E invece è successo che Fabio Viale sia riuscito a contagiare con il suo entusiasmo un vecchio proprietario di cave, lo ha emozionato raccontandogli del sogno di riportare all’origine quel materiale, il marmo, fatto di conchiglie che milioni di anni fa si sono depositate in fondo al mare prima di diventare montagne. Ma il colpo di genio è stata l’idea di mettere un motore a quella barca.
“Quando sei a bordo percepisci la pietra sotto i piedi ed è una sensazione strana: è solida e quindi ti mantiene a galla, ma nello stesso tempo la senti scorrere nell’acqua e pensi che non dovrebbe galleggiare. E poi le vibrazioni del motore, che sembrano spaccare la pietra da un momento all’altro. È un piacere/dispiacere, l’euforia della paura del naufragio. In fondo si parla ancora del Titanic perché è affondato!”.
È così che un motore ha trasformato una scultura in una storia e in un’emozione.

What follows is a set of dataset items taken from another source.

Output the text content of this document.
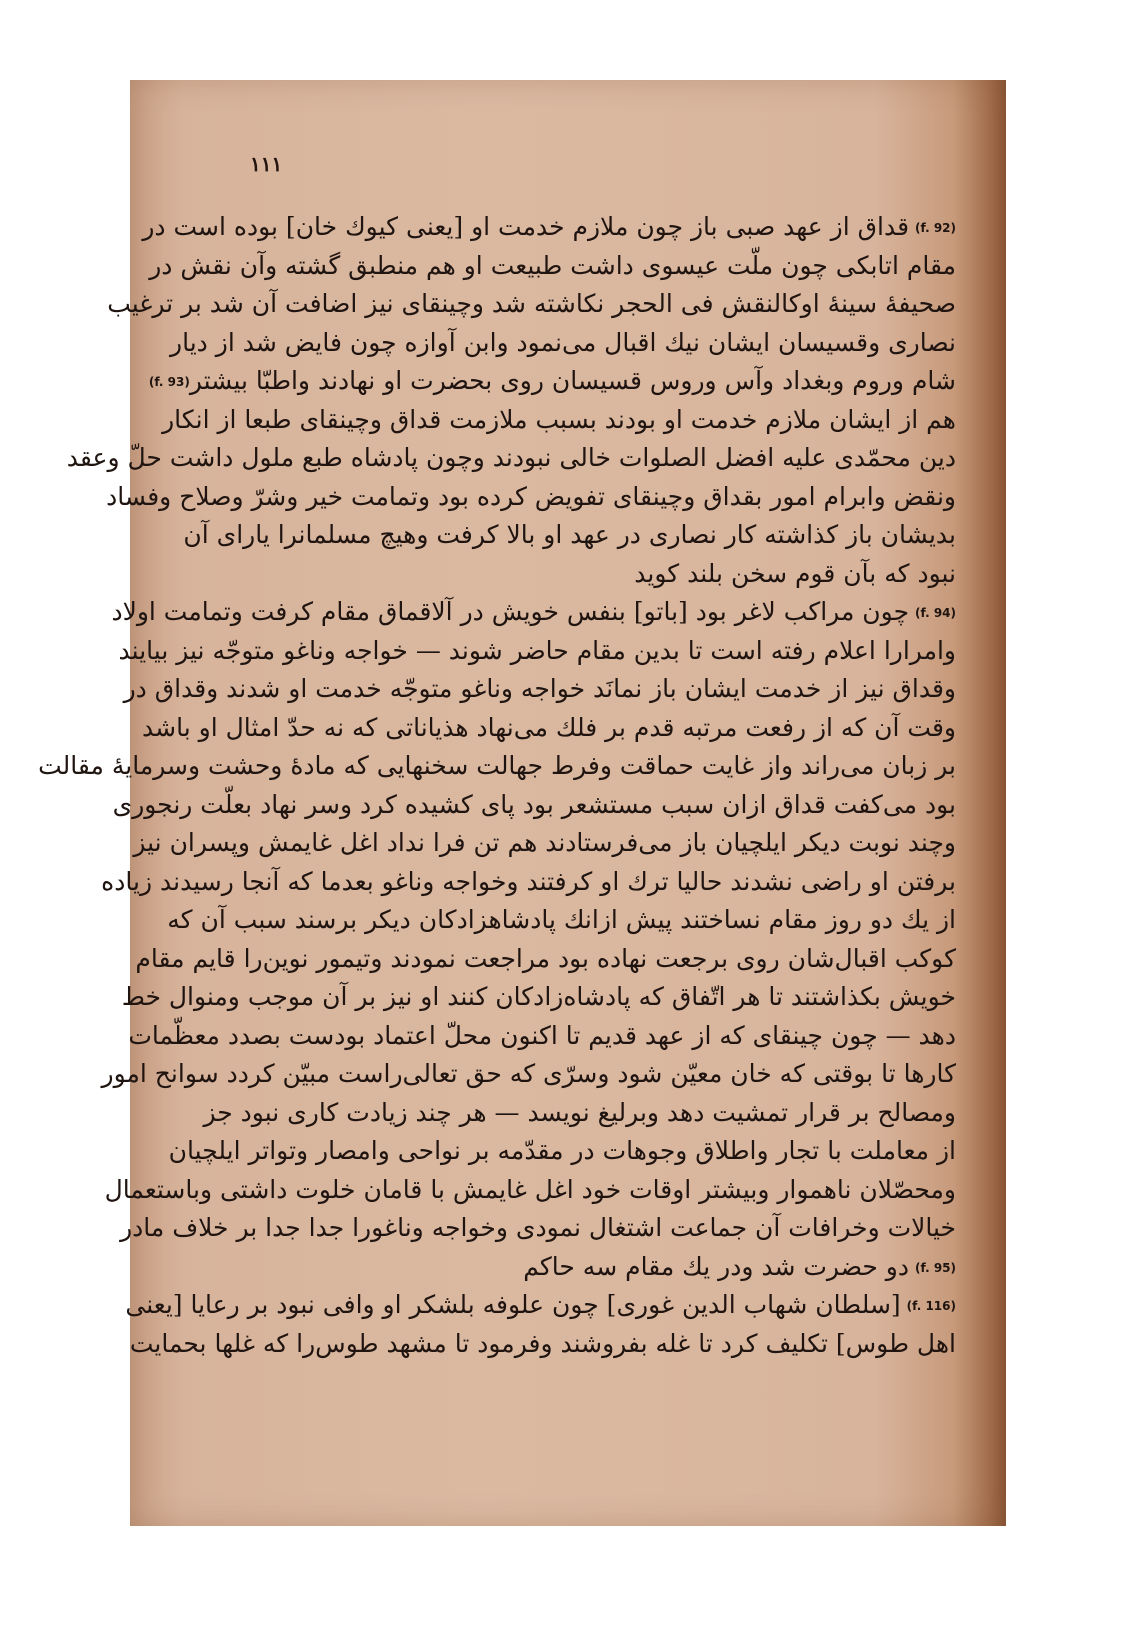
۱۱۱
(f. 92)قداق از عهد صبی باز چون ملازم خدمت او [یعنی کیوك خان] بوده است در
مقام اتابکی چون ملّت عیسوی داشت طبیعت او هم منطبق گشته وآن نقش در
صحیفهٔ سینهٔ اوکالنقش فی الحجر نکاشته شد وچینقای نیز اضافت آن شد بر ترغیب
نصاری وقسیسان ایشان نیك اقبال می‌نمود وابن آوازه چون فایض شد از دیار
شام وروم وبغداد وآس وروس قسیسان روی بحضرت او نهادند واطبّا بیشتر(f. 93)
هم از ایشان ملازم خدمت او بودند بسبب ملازمت قداق وچینقای طبعا از انکار
دین محمّدی علیه افضل الصلوات خالی نبودند وچون پادشاه طبع ملول داشت حلّ وعقد
ونقض وابرام امور بقداق وچینقای تفویض کرده بود وتمامت خیر وشرّ وصلاح وفساد
بدیشان باز کذاشته کار نصاری در عهد او بالا کرفت وهیچ مسلمانرا یارای آن
نبود که بآن قوم سخن بلند کوید
(f. 94)چون مراکب لاغر بود [باتو] بنفس خویش در آلاقماق مقام کرفت وتمامت اولاد
وامرارا اعلام رفته است تا بدین مقام حاضر شوند — خواجه وناغو متوجّه نیز بیایند
وقداق نیز از خدمت ایشان باز نمانَد خواجه وناغو متوجّه خدمت او شدند وقداق در
وقت آن که از رفعت مرتبه قدم بر فلك می‌نهاد هذیاناتی که نه حدّ امثال او باشد
بر زبان می‌راند واز غایت حماقت وفرط جهالت سخنهایی که مادهٔ وحشت وسرمایهٔ مقالت
بود می‌کفت قداق ازان سبب مستشعر بود پای کشیده کرد وسر نهاد بعلّت رنجوری
وچند نوبت دیکر ایلچیان باز می‌فرستادند هم تن فرا نداد اغل غایمش وپسران نیز
برفتن او راضی نشدند حالیا ترك او کرفتند وخواجه وناغو بعدما که آنجا رسیدند زیاده
از یك دو روز مقام نساختند پیش ازانك پادشاهزادکان دیکر برسند سبب آن که
کوکب اقبال‌شان روی برجعت نهاده بود مراجعت نمودند وتیمور نوین‌را قایم مقام
خویش بکذاشتند تا هر اتّفاق که پادشاه‌زادکان کنند او نیز بر آن موجب ومنوال خط
دهد — چون چینقای که از عهد قدیم تا اکنون محلّ اعتماد بودست بصدد معظّمات
کارها تا بوقتی که خان معیّن شود وسرّی که حق تعالی‌راست مبیّن کردد سوانح امور
ومصالح بر قرار تمشیت دهد وبرلیغ نویسد — هر چند زیادت کاری نبود جز
از معاملت با تجار واطلاق وجوهات در مقدّمه بر نواحی وامصار وتواتر ایلچیان
ومحصّلان ناهموار وبیشتر اوقات خود اغل غایمش با قامان خلوت داشتی وباستعمال
خیالات وخرافات آن جماعت اشتغال نمودی وخواجه وناغورا جدا جدا بر خلاف مادر
(f. 95)دو حضرت شد ودر یك مقام سه حاکم
(f. 116)[سلطان شهاب الدین غوری] چون علوفه بلشکر او وافی نبود بر رعایا [یعنی
اهل طوس] تکلیف کرد تا غله بفروشند وفرمود تا مشهد طوس‌را که غلها بحمایت
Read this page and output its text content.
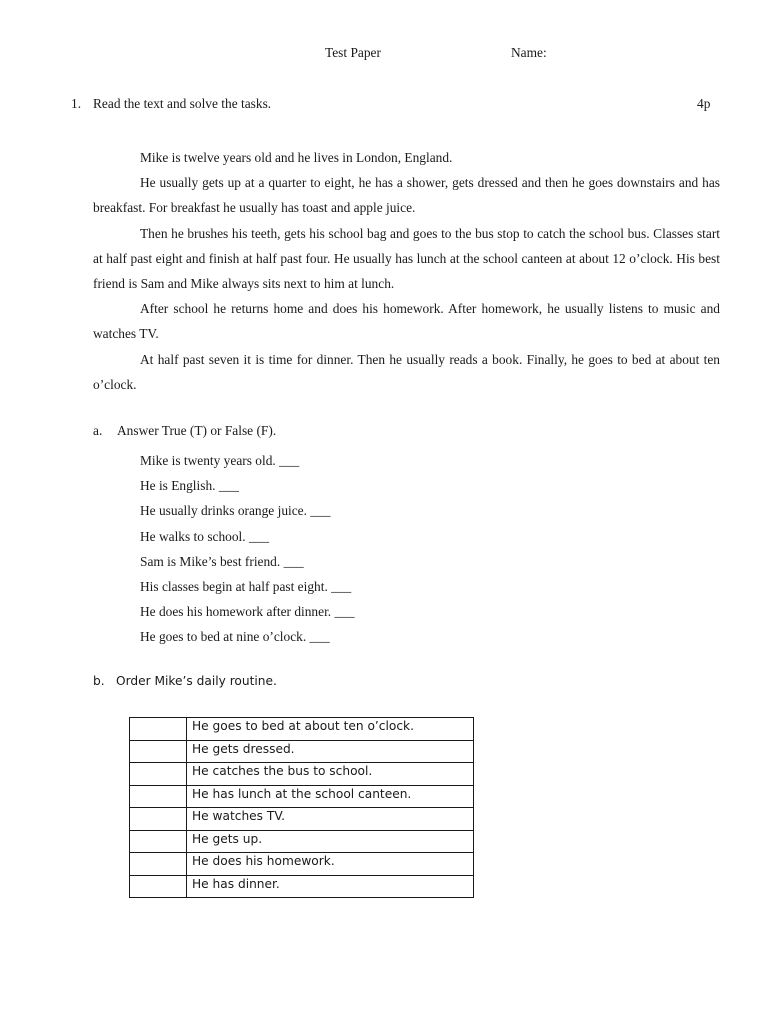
Test Paper	Name:
1. Read the text and solve the tasks.	4p

Mike is twelve years old and he lives in London, England.

He usually gets up at a quarter to eight, he has a shower, gets dressed and then he goes downstairs and has breakfast. For breakfast he usually has toast and apple juice.

Then he brushes his teeth, gets his school bag and goes to the bus stop to catch the school bus. Classes start at half past eight and finish at half past four. He usually has lunch at the school canteen at about 12 o’clock. His best friend is Sam and Mike always sits next to him at lunch.

After school he returns home and does his homework. After homework, he usually listens to music and watches TV.

At half past seven it is time for dinner. Then he usually reads a book. Finally, he goes to bed at about ten o’clock.

a. Answer True (T) or False (F).
Mike is twenty years old. ___
He is English. ___
He usually drinks orange juice. ___
He walks to school. ___
Sam is Mike’s best friend. ___
His classes begin at half past eight. ___
He does his homework after dinner. ___
He goes to bed at nine o’clock. ___
b. Order Mike’s daily routine.
	He goes to bed at about ten o’clock.
	He gets dressed.
	He catches the bus to school.
	He has lunch at the school canteen.
	He watches TV.
	He gets up.
	He does his homework.
	He has dinner.
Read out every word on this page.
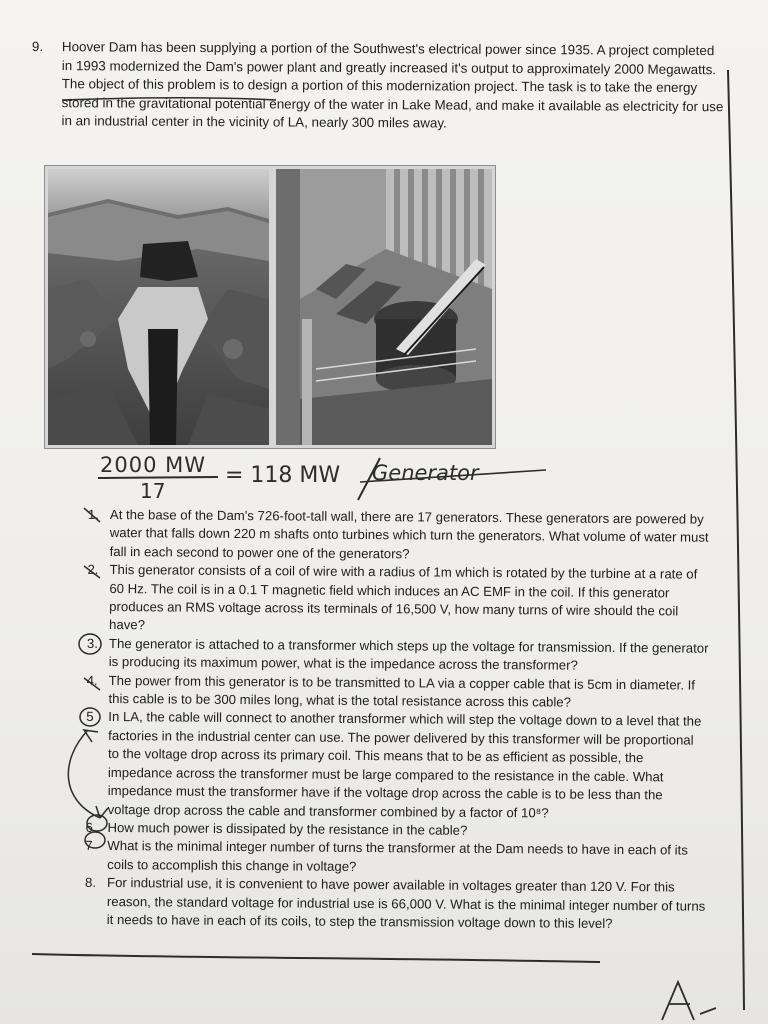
9. Hoover Dam has been supplying a portion of the Southwest's electrical power since 1935. A project completed in 1993 modernized the Dam's power plant and greatly increased it's output to approximately 2000 Megawatts. The object of this problem is to design a portion of this modernization project. The task is to take the energy stored in the gravitational potential energy of the water in Lake Mead, and make it available as electricity for use in an industrial center in the vicinity of LA, nearly 300 miles away.
2000 MW
17
= 118 MW Generator

1. At the base of the Dam's 726-foot-tall wall, there are 17 generators. These generators are powered by water that falls down 220 m shafts onto turbines which turn the generators. What volume of water must fall in each second to power one of the generators?

2. This generator consists of a coil of wire with a radius of 1m which is rotated by the turbine at a rate of 60 Hz. The coil is in a 0.1 T magnetic field which induces an AC EMF in the coil. If this generator produces an RMS voltage across its terminals of 16,500 V, how many turns of wire should the coil have?

3. The generator is attached to a transformer which steps up the voltage for transmission. If the generator is producing its maximum power, what is the impedance across the transformer?

4. The power from this generator is to be transmitted to LA via a copper cable that is 5cm in diameter. If this cable is to be 300 miles long, what is the total resistance across this cable?

5 In LA, the cable will connect to another transformer which will step the voltage down to a level that the factories in the industrial center can use. The power delivered by this transformer will be proportional to the voltage drop across its primary coil. This means that to be as efficient as possible, the impedance across the transformer must be large compared to the resistance in the cable. What impedance must the transformer have if the voltage drop across the cable is to be less than the voltage drop across the cable and transformer combined by a factor of 10⁸?

6 How much power is dissipated by the resistance in the cable?

7 What is the minimal integer number of turns the transformer at the Dam needs to have in each of its coils to accomplish this change in voltage?

8. For industrial use, it is convenient to have power available in voltages greater than 120 V. For this reason, the standard voltage for industrial use is 66,000 V. What is the minimal integer number of turns it needs to have in each of its coils, to step the transmission voltage down to this level?

A
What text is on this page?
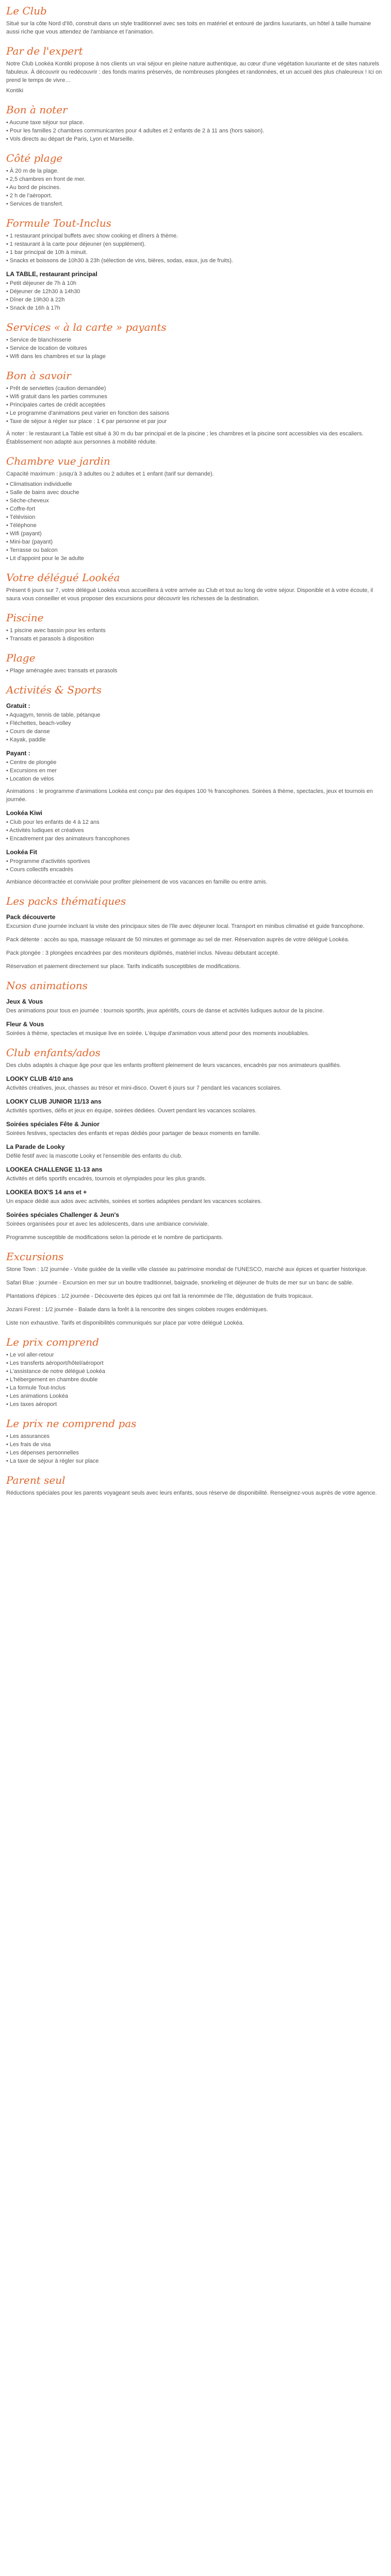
Le Club

Situé sur la côte Nord d'Ilô, construit dans un style traditionnel avec ses toits en matériel et entouré de jardins luxuriants, un hôtel à taille humaine aussi riche que vous attendez de l'ambiance et l'animation.

Par de l'expert

Notre Club Lookéa Kontiki propose à nos clients un vrai séjour en pleine nature authentique, au cœur d'une végétation luxuriante et de sites naturels fabuleux. À découvrir ou redécouvrir : des fonds marins préservés, de nombreuses plongées et randonnées, et un accueil des plus chaleureux ! Ici on prend le temps de vivre…

Kontiki

Bon à noter
• Aucune taxe séjour sur place.
• Pour les familles 2 chambres communicantes pour 4 adultes et 2 enfants de 2 à 11 ans (hors saison).
• Vols directs au départ de Paris, Lyon et Marseille.
Côté plage
• À 20 m de la plage.
• 2,5 chambres en front de mer.
• Au bord de piscines.
• 2 h de l'aéroport.
• Services de transfert.
Formule Tout-Inclus
• 1 restaurant principal buffets avec show cooking et dîners à thème.
• 1 restaurant à la carte pour déjeuner (en supplément).
• 1 bar principal de 10h à minuit.
• Snacks et boissons de 10h30 à 23h (sélection de vins, bières, sodas, eaux, jus de fruits).
LA TABLE, restaurant principal
• Petit déjeuner de 7h à 10h
• Déjeuner de 12h30 à 14h30
• Dîner de 19h30 à 22h
• Snack de 16h à 17h
Services « à la carte » payants
• Service de blanchisserie
• Service de location de voitures
• Wifi dans les chambres et sur la plage
Bon à savoir
• Prêt de serviettes (caution demandée)
• Wifi gratuit dans les parties communes
• Principales cartes de crédit acceptées
• Le programme d'animations peut varier en fonction des saisons
• Taxe de séjour à régler sur place : 1 € par personne et par jour

À noter : le restaurant La Table est situé à 30 m du bar principal et de la piscine ; les chambres et la piscine sont accessibles via des escaliers. Établissement non adapté aux personnes à mobilité réduite.

Chambre vue jardin

Capacité maximum : jusqu'à 3 adultes ou 2 adultes et 1 enfant (tarif sur demande).

• Climatisation individuelle
• Salle de bains avec douche
• Sèche-cheveux
• Coffre-fort
• Télévision
• Téléphone
• Wifi (payant)
• Mini-bar (payant)
• Terrasse ou balcon
• Lit d'appoint pour le 3e adulte
Votre délégué Lookéa

Présent 6 jours sur 7, votre délégué Lookéa vous accueillera à votre arrivée au Club et tout au long de votre séjour. Disponible et à votre écoute, il saura vous conseiller et vous proposer des excursions pour découvrir les richesses de la destination.

Piscine
• 1 piscine avec bassin pour les enfants
• Transats et parasols à disposition
Plage
• Plage aménagée avec transats et parasols
Activités & Sports
Gratuit :
• Aquagym, tennis de table, pétanque
• Fléchettes, beach-volley
• Cours de danse
• Kayak, paddle
Payant :
• Centre de plongée
• Excursions en mer
• Location de vélos

Animations : le programme d'animations Lookéa est conçu par des équipes 100 % francophones. Soirées à thème, spectacles, jeux et tournois en journée.

Lookéa Kiwi
• Club pour les enfants de 4 à 12 ans
• Activités ludiques et créatives
• Encadrement par des animateurs francophones
Lookéa Fit
• Programme d'activités sportives
• Cours collectifs encadrés

Ambiance décontractée et conviviale pour profiter pleinement de vos vacances en famille ou entre amis.

Les packs thématiques
Pack découverte

Excursion d'une journée incluant la visite des principaux sites de l'île avec déjeuner local. Transport en minibus climatisé et guide francophone.

Pack détente : accès au spa, massage relaxant de 50 minutes et gommage au sel de mer. Réservation auprès de votre délégué Lookéa.

Pack plongée : 3 plongées encadrées par des moniteurs diplômés, matériel inclus. Niveau débutant accepté.

Réservation et paiement directement sur place. Tarifs indicatifs susceptibles de modifications.

Nos animations
Jeux & Vous

Des animations pour tous en journée : tournois sportifs, jeux apéritifs, cours de danse et activités ludiques autour de la piscine.

Fleur & Vous

Soirées à thème, spectacles et musique live en soirée. L'équipe d'animation vous attend pour des moments inoubliables.

Club enfants/ados

Des clubs adaptés à chaque âge pour que les enfants profitent pleinement de leurs vacances, encadrés par nos animateurs qualifiés.

LOOKY CLUB 4/10 ans

Activités créatives, jeux, chasses au trésor et mini-disco. Ouvert 6 jours sur 7 pendant les vacances scolaires.

LOOKY CLUB JUNIOR 11/13 ans

Activités sportives, défis et jeux en équipe, soirées dédiées. Ouvert pendant les vacances scolaires.

Soirées spéciales Fête & Junior

Soirées festives, spectacles des enfants et repas dédiés pour partager de beaux moments en famille.

La Parade de Looky

Défilé festif avec la mascotte Looky et l'ensemble des enfants du club.

LOOKEA CHALLENGE 11-13 ans

Activités et défis sportifs encadrés, tournois et olympiades pour les plus grands.

LOOKEA BOX'S 14 ans et +

Un espace dédié aux ados avec activités, soirées et sorties adaptées pendant les vacances scolaires.

Soirées spéciales Challenger & Jeun's

Soirées organisées pour et avec les adolescents, dans une ambiance conviviale.

Programme susceptible de modifications selon la période et le nombre de participants.

Excursions

Stone Town : 1/2 journée - Visite guidée de la vieille ville classée au patrimoine mondial de l'UNESCO, marché aux épices et quartier historique.

Safari Blue : journée - Excursion en mer sur un boutre traditionnel, baignade, snorkeling et déjeuner de fruits de mer sur un banc de sable.

Plantations d'épices : 1/2 journée - Découverte des épices qui ont fait la renommée de l'île, dégustation de fruits tropicaux.

Jozani Forest : 1/2 journée - Balade dans la forêt à la rencontre des singes colobes rouges endémiques.

Liste non exhaustive. Tarifs et disponibilités communiqués sur place par votre délégué Lookéa.

Le prix comprend
• Le vol aller-retour
• Les transferts aéroport/hôtel/aéroport
• L'assistance de notre délégué Lookéa
• L'hébergement en chambre double
• La formule Tout-Inclus
• Les animations Lookéa
• Les taxes aéroport
Le prix ne comprend pas
• Les assurances
• Les frais de visa
• Les dépenses personnelles
• La taxe de séjour à régler sur place
Parent seul

Réductions spéciales pour les parents voyageant seuls avec leurs enfants, sous réserve de disponibilité. Renseignez-vous auprès de votre agence.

Come è successo anche con Opera rotas, fedele copia di uno pneumatico utilizzato nelle cave, alto 180 X 70 di spessore, rotolato da Torino a Milano. Giornali e televisioni ne hanno parlato, come per il varo della barca, perché dietro si intravedeva un’impresa titanica e non importa se, forse, la ruota ha viaggiato via camion: tutti i media hanno riportato la notizia che è stata fatta rotolare a mano dall’artista.

Anche quella del palloncino aerospaziale è un’altra magnifica storia: alla galleria Gas di Torino era esposta la corda di 100mila metri che agganciava il palloncino all’astronauta, all’altro capo del filo. C’erano i video con i telegiornali che avevano riportato la notizia di questo esperimento dell’Agenzia Aerospaziale, gli articoli di giornale, le foto, e persino la tuta dell’astronauta. Tutto falso. Tranne il palloncino di marmo che, con la sua tonnellata e mezzo di peso, è riuscito a rendere verosimile questa storia. Altro che semplici sculture: la domanda che Viale ci fa con i suoi marmi riguarda la realtà.

Che cos’è esattamente?
Quella che vediamo o quella che tocchiamo?
Il marmo freddo o la morbida gomma di uno pneumatico?
È più reale quella virtuale che ci viene raccontata dai media o quella di cui facciamo diretta esperienza?
Una storia è verità o finzione?
E cosa è ciò che rende possibile la magia dell’arte?

Vasari direbbe che è la biografia di un artista.